Long-Lost Dog Reunites With His Family After Being Found 10 Years Later 1,600 Miles Away
A beloved dog that went missing in 2011 was found 10 years later, 1,600 miles away from his home, and has since been reunited with his family in Arkansas thanks to a cross-country chaperone from a dog-loving pilot.
The miniature schnauzer, Razzle, was owned by Aaron and Rhonda Howard and their sons—Simon and Seth, then 8 and 15—when he disappeared from their home in McRae. He was 6 years old then.
However, on July 6, the entire family finally got to reunite with now 16-year-old Razzle. Helping put the missing puzzle pieces back together was pilot and dog rescuer Jeremy Wade.
“Razzle was unusual for a number of obvious reasons,” Wade told The Epoch Times, “but also was the only transport I’ve had occasion to do where the dog wasn’t going into a rescue, but rather was going [back] to a family.”
According to a Facebook post, Razzle was microchipped. Thus, when he showed up at a shelter in Stockton, Northern California, staffers scanned his microchip and were able to track down his original owners. Despite being apart for the last 10 years, the family was very keen on having Razzle back home but had no idea how to do it.
When Razzle’s story began circulating on social media, dog rescuer Jules Beer decided to step in to help. He acted as a liaison between the Stockton shelter and the Howards. However, Razzle’s health was in dire shape; they feared he wouldn’t survive an 11-hour trip as animal cargo, and flying him cabin-class with a chaperone was simply too expensive.
Jennifer Colletto, nicknamed “transport queen” by local rescues, stepped in to help and contacted Wade who already had a flight planned to visit friends and cousins back home in Arkansas. This was the perfect match, and it wouldn’t cost the Howards a penny, either.
Wade, who was born in Heber Springs, had moved to San Francisco from Arkansas in 1997 and got involved with Fremont-area dog rescue with his wife. He later began working with Pilots N Paws after he started flying a few years ago. “[It’s] basically just a message board where people working to get animals transported post the trips that are needed, and then pilots can find missions that they can help with,” Wade told The Epoch Times.

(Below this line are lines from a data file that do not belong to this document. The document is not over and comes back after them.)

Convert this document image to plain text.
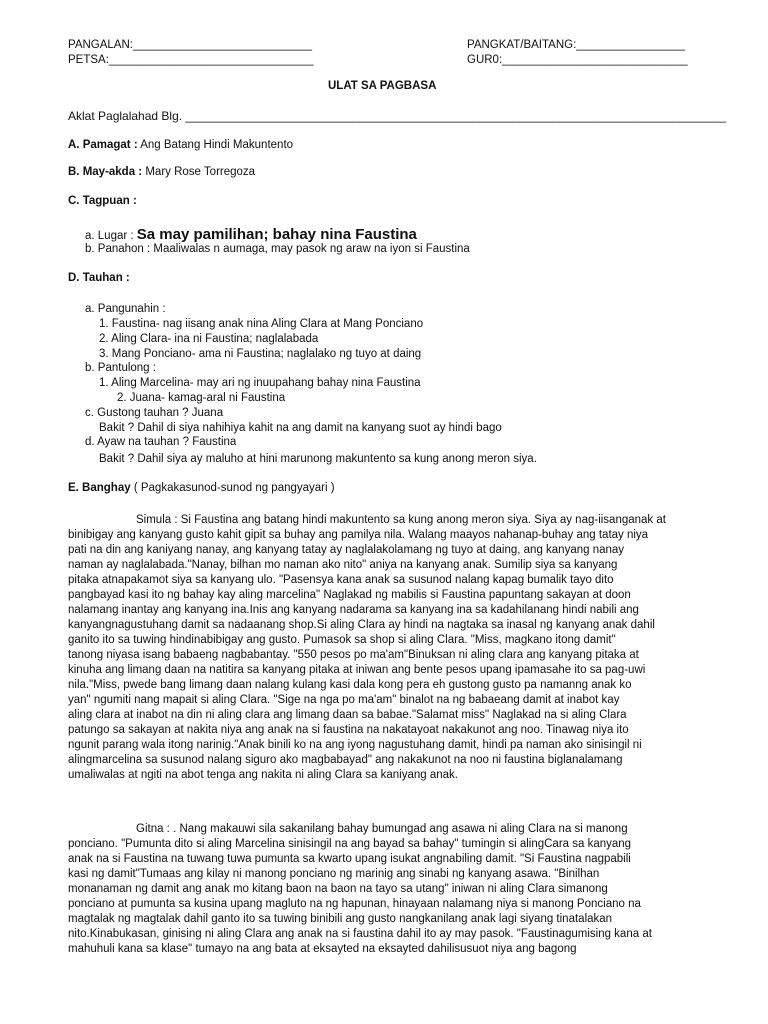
PANGALAN:____________________________	PANGKAT/BAITANG:_________________
PETSA:________________________________	GUR0:_____________________________
ULAT SA PAGBASA
Aklat Paglalahad Blg. _________________________________________________________________________________
A. Pamagat : Ang Batang Hindi Makuntento
B. May-akda : Mary Rose Torregoza
C. Tagpuan :
a. Lugar : Sa may pamilihan; bahay nina Faustina
b. Panahon : Maaliwalas n aumaga, may pasok ng araw na iyon si Faustina
D. Tauhan :
a. Pangunahin :
1. Faustina- nag iisang anak nina Aling Clara at Mang Ponciano
2. Aling Clara- ina ni Faustina; naglalabada
3. Mang Ponciano- ama ni Faustina; naglalako ng tuyo at daing
b. Pantulong :
1. Aling Marcelina- may ari ng inuupahang bahay nina Faustina
2. Juana- kamag-aral ni Faustina
c. Gustong tauhan ? Juana
Bakit ? Dahil di siya nahihiya kahit na ang damit na kanyang suot ay hindi bago
d. Ayaw na tauhan ? Faustina
Bakit ? Dahil siya ay maluho at hini marunong makuntento sa kung anong meron siya.
E. Banghay ( Pagkakasunod-sunod ng pangyayari )

Simula : Si Faustina ang batang hindi makuntento sa kung anong meron siya. Siya ay nag-iisanganak at

binibigay ang kanyang gusto kahit gipit sa buhay ang pamilya nila. Walang maayos nahanap-buhay ang tatay niya

pati na din ang kaniyang nanay, ang kanyang tatay ay naglalakolamang ng tuyo at daing, ang kanyang nanay

naman ay naglalabada."Nanay, bilhan mo naman ako nito" aniya na kanyang anak. Sumilip siya sa kanyang

pitaka atnapakamot siya sa kanyang ulo. "Pasensya kana anak sa susunod nalang kapag bumalik tayo dito

pangbayad kasi ito ng bahay kay aling marcelina" Naglakad ng mabilis si Faustina papuntang sakayan at doon

nalamang inantay ang kanyang ina.Inis ang kanyang nadarama sa kanyang ina sa kadahilanang hindi nabili ang

kanyangnagustuhang damit sa nadaanang shop.Si aling Clara ay hindi na nagtaka sa inasal ng kanyang anak dahil

ganito ito sa tuwing hindinabibigay ang gusto. Pumasok sa shop si aling Clara. "Miss, magkano itong damit"

tanong niyasa isang babaeng nagbabantay. "550 pesos po ma'am"Binuksan ni aling clara ang kanyang pitaka at

kinuha ang limang daan na natitira sa kanyang pitaka at iniwan ang bente pesos upang ipamasahe ito sa pag-uwi

nila."Miss, pwede bang limang daan nalang kulang kasi dala kong pera eh gustong gusto pa namanng anak ko

yan" ngumiti nang mapait si aling Clara. "Sige na nga po ma'am" binalot na ng babaeang damit at inabot kay

aling clara at inabot na din ni aling clara ang limang daan sa babae."Salamat miss" Naglakad na si aling Clara

patungo sa sakayan at nakita niya ang anak na si faustina na nakatayoat nakakunot ang noo. Tinawag niya ito

ngunit parang wala itong narinig."Anak binili ko na ang iyong nagustuhang damit, hindi pa naman ako sinisingil ni

alingmarcelina sa susunod nalang siguro ako magbabayad" ang nakakunot na noo ni faustina biglanalamang

umaliwalas at ngiti na abot tenga ang nakita ni aling Clara sa kaniyang anak.

Gitna : . Nang makauwi sila sakanilang bahay bumungad ang asawa ni aling Clara na si manong

ponciano. "Pumunta dito si aling Marcelina sinisingil na ang bayad sa bahay" tumingin si alingCara sa kanyang

anak na si Faustina na tuwang tuwa pumunta sa kwarto upang isukat angnabiling damit. "Si Faustina nagpabili

kasi ng damit"Tumaas ang kilay ni manong ponciano ng marinig ang sinabi ng kanyang asawa. "Binilhan

monanaman ng damit ang anak mo kitang baon na baon na tayo sa utang" iniwan ni aling Clara simanong

ponciano at pumunta sa kusina upang magluto na ng hapunan, hinayaan nalamang niya si manong Ponciano na

magtalak ng magtalak dahil ganto ito sa tuwing binibili ang gusto nangkanilang anak lagi siyang tinatalakan

nito.Kinabukasan, ginising ni aling Clara ang anak na si faustina dahil ito ay may pasok. "Faustinagumising kana at

mahuhuli kana sa klase" tumayo na ang bata at eksayted na eksayted dahilisusuot niya ang bagong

Meanwhile, Razzle’s fosterer, Debbie Newton of RSQ209 animal shelter, was “determined that she was going to get [Razzle] in shape to reunite with his owners,” Beer shared in a Facebook post. After over a month of medication, “feeding him the good food,” and a trip to the groomer, Razzle was given the all-clear to travel.
According to Fox News, Wade set out around 3:30 a.m. on July 6, flying from San Carlos to Calaveras County to collect Razzle from the shelter before making the 5 1/2-hour journey to Santa Fe for a fuel stop. It was then a further 5 1/2-hour trip to Heber Springs, Arkansas.
Wade made provisions for his tiny passenger’s comfort along the way.
“Since my plane isn’t pressurized, and [the Sierra Nevada mountain range] is in the way, I fashioned an oxygen mask to use for him if needed,” he told The Epoch Times. “Typically when I cross over the Sierras, I breathe supplemental oxygen for the time spent above 12,500 feet—an FAA rule if you’re not in a pressurized cabin.”
Yet on this special occasion, Wade navigated a route to Arkansas flying at 11,500 feet, a “major first.” He was thrilled that Razzle had no problems at this altitude and didn’t even need his custom oxygen mask.
On the evening of July 6, stunned into silence, the Howard family gathered as Wade lifted Razzle from his crate and put him into their arms.
“I think just disbelief would really summarize it well,” said Wade of the family’s reaction to their long-lost pet.
“If only Razzle could tell us what he’s been doing for the last 10 years,” Beer marveled, posting on Facebook. “What a journey he has had. And he is now home all because of one tiny, rice-sized microchip.”
“In general aviation, all sorts of things can go wrong that might leave us stuck overnight somewhere, waiting for weather to pass,” Wade told The Epoch Times while reflecting on the one-of-a-kind mission, “and then there was Razzle’s fragile health, which was always a concern for him flying this distance.
“To see him back home where he can enjoy the love of his people again is just wonderful,” said the pilot. “I’m thrilled and humbled to have been a part of it all.”